You could make a case that the “most likely to succeed” is collaboration.
Why Collaboration Seems An Obvious Winner
For one thing, the economic benefits of collaboration seem somewhat obvious. Philip Evans of BCG [Boston Consulting Group] has written about the massive cost advantage accruing to Toyota vs. the US auto producers due to their ability to collaborate with their suppliers. Steven M. R. Covey, Jr., has written about the stark cost and speed savings available to those who seek it. I’ve written about it at some length too, and, in fact, collaboration is one of the four Trust Principles in my own work.
Furthermore, it’s not hard to understand what collaboration looks like. It means cooperating, not fighting. Our mothers taught us that regarding our siblings, and our teachers taught us about playing nicely together in the playground. There’s a sense that “we know how to do this.”
So — Why Don’t We Collaborate?
We know why to do it. We know how to do it (or at least we think we do). So why don’t we do it? I learned an axiom about ten years ago from Phil McGee: if you see negativity happening, the odds are good that you’ll find fear at the heart of it. Personal fear.
At this level, I can’t presume to speak for others, so I’ll have to just put out there why I fail to collaborate. And I do fail—constantly. The more calm I get, the more I am capable of noticing just how anti-instinctive it is for me to collaborate.
Let’s say someone calls me to say, “Hi, I see you wrote something about collaboration; maybe we could collaborate on writing more about that, get to know each other, maybe work together in some way?”
My first instant reaction—if I’m honest—is negative. This person is trying to steal my thunder, trying to get something from me. I careen back and forth between dismissing the person and fearing he’ll overpower me. Is he worthy of my time? Worse yet—am I worthy of his?
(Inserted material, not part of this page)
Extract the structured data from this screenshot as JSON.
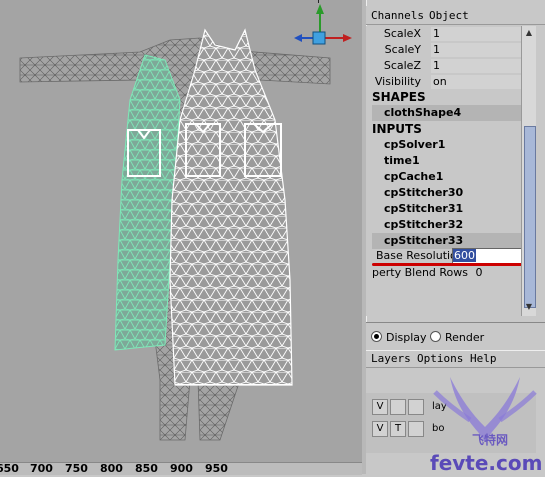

I know the benefits: I’ll learn and grow, and have more chances for good things to happen by behaving collaboratively than not.
And I know how to do it: Just say, “Hey, that could be really interesting, let’s talk,” and then do so, from a place of curiosity.
And yet—those first instincts rise in me.
I’ve gotten much better at it. I almost always notice those instincts now, right away. Not that long ago, I just lived in them.
Sometimes I get over it and say/do the right thing within 30-60 seconds. Other times, it may take up to a day of thinking on it before I end up doing the right thing.
Yet there are still those times I have managed to put things off indefinitely. Or others where the opportunity is now long-gone, and exists only on my should’ve guilt list.
The Logic of Avoiding Collaboration
I don’t really think it’s just me. In the face of astonishingly obvious economic benefits, and a fairly obvious set of “how-to’s,” I think the main reason we don’t collaborate is simple.
There are two simple approaches to lowering fear. One is to mitigate risk. The other is to stop being so fearful. The first one is getting most of the press; we need more of the second.